State of the oceans "critical": Germany appoints first ocean officer

Overexploitation and littering are increasingly affecting the oceans around the world.

State of the oceans "critical": Germany appoints first ocean officer

Overexploitation and littering are increasingly affecting the oceans around the world. In order to protect the fragile ecosystems, Germany is now getting a commissioner for the protection of the seas for the first time. This is an internationally recognized expert.

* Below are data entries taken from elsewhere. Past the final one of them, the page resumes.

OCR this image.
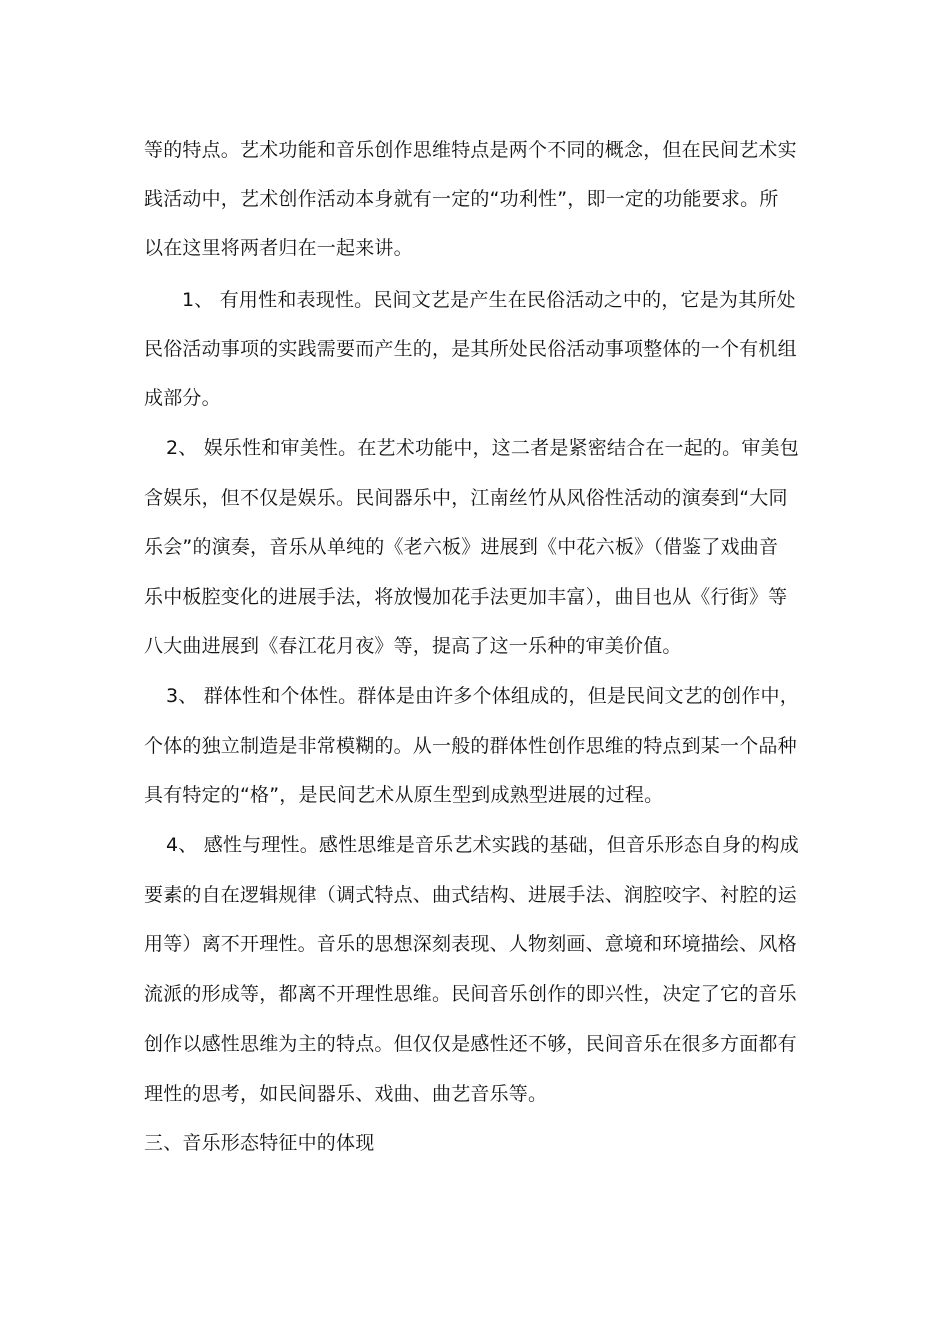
等的特点。艺术功能和音乐创作思维特点是两个不同的概念，但在民间艺术实
践活动中，艺术创作活动本身就有一定的“功利性”，即一定的功能要求。所
以在这里将两者归在一起来讲。
1、 有用性和表现性。民间文艺是产生在民俗活动之中的，它是为其所处
民俗活动事项的实践需要而产生的，是其所处民俗活动事项整体的一个有机组
成部分。
2、 娱乐性和审美性。在艺术功能中，这二者是紧密结合在一起的。审美包
含娱乐，但不仅是娱乐。民间器乐中，江南丝竹从风俗性活动的演奏到“大同
乐会”的演奏，音乐从单纯的《老六板》进展到《中花六板》（借鉴了戏曲音
乐中板腔变化的进展手法，将放慢加花手法更加丰富），曲目也从《行街》等
八大曲进展到《春江花月夜》等，提高了这一乐种的审美价值。
3、 群体性和个体性。群体是由许多个体组成的，但是民间文艺的创作中，
个体的独立制造是非常模糊的。从一般的群体性创作思维的特点到某一个品种
具有特定的“格”，是民间艺术从原生型到成熟型进展的过程。
4、 感性与理性。感性思维是音乐艺术实践的基础，但音乐形态自身的构成
要素的自在逻辑规律（调式特点、曲式结构、进展手法、润腔咬字、衬腔的运
用等）离不开理性。音乐的思想深刻表现、人物刻画、意境和环境描绘、风格
流派的形成等，都离不开理性思维。民间音乐创作的即兴性，决定了它的音乐
创作以感性思维为主的特点。但仅仅是感性还不够，民间音乐在很多方面都有
理性的思考，如民间器乐、戏曲、曲艺音乐等。
三、音乐形态特征中的体现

For the first time in Germany, a commissioner for the protection of the seas takes up work. At its meeting, the federal cabinet appointed the former head of department in the Ministry of the Environment, Sebastian Unger, as the federal government's new commissioner for the sea. As the Ministry of the Environment announced, the new office is part of the portfolio of Environment Minister Steffi Lemke. The new marine commissioner is to represent the federal government in national and international negotiations on marine protection.

"We want to further strengthen our international commitment to ambitious and legally binding agreements to protect biological diversity on the high seas, in the international deep sea and in the fight against plastic pollution in the oceans," said Unger. The state of the seas is "critical" worldwide. The overexploitation and littering of the seas is increasing, so the marine ecosystems must now be better protected. "Only healthy seas are resilient, can make a substantial contribution to climate protection and can be used in an environmentally friendly and nature-friendly manner," he emphasized.

In the coalition agreement, the traffic light government made up of SPD, Greens and FDP agreed, among other things, to strengthen the ability of the seas to store climate-damaging carbon dioxide by rebuilding natural ecosystems. In addition, it was stipulated that an immediate program for salvaging ammunition in the North Sea and Baltic Sea would be launched and that the quality of marine protection areas in the German North Sea and Baltic Sea would be improved.

Sebastian Unger has been sub-department head for marine protection at the Federal Environment Ministry since September 1 of this year and is an internationally recognized expert in marine governance, marine protection and sustainable marine use. Previously, he was a group leader at the Institute for Advanced Sustainability Studies in Potsdam, where he conducted research on oceans. During this time he also acted as a consultant to governments, European institutions and international organizations, according to the Ministry of the Environment.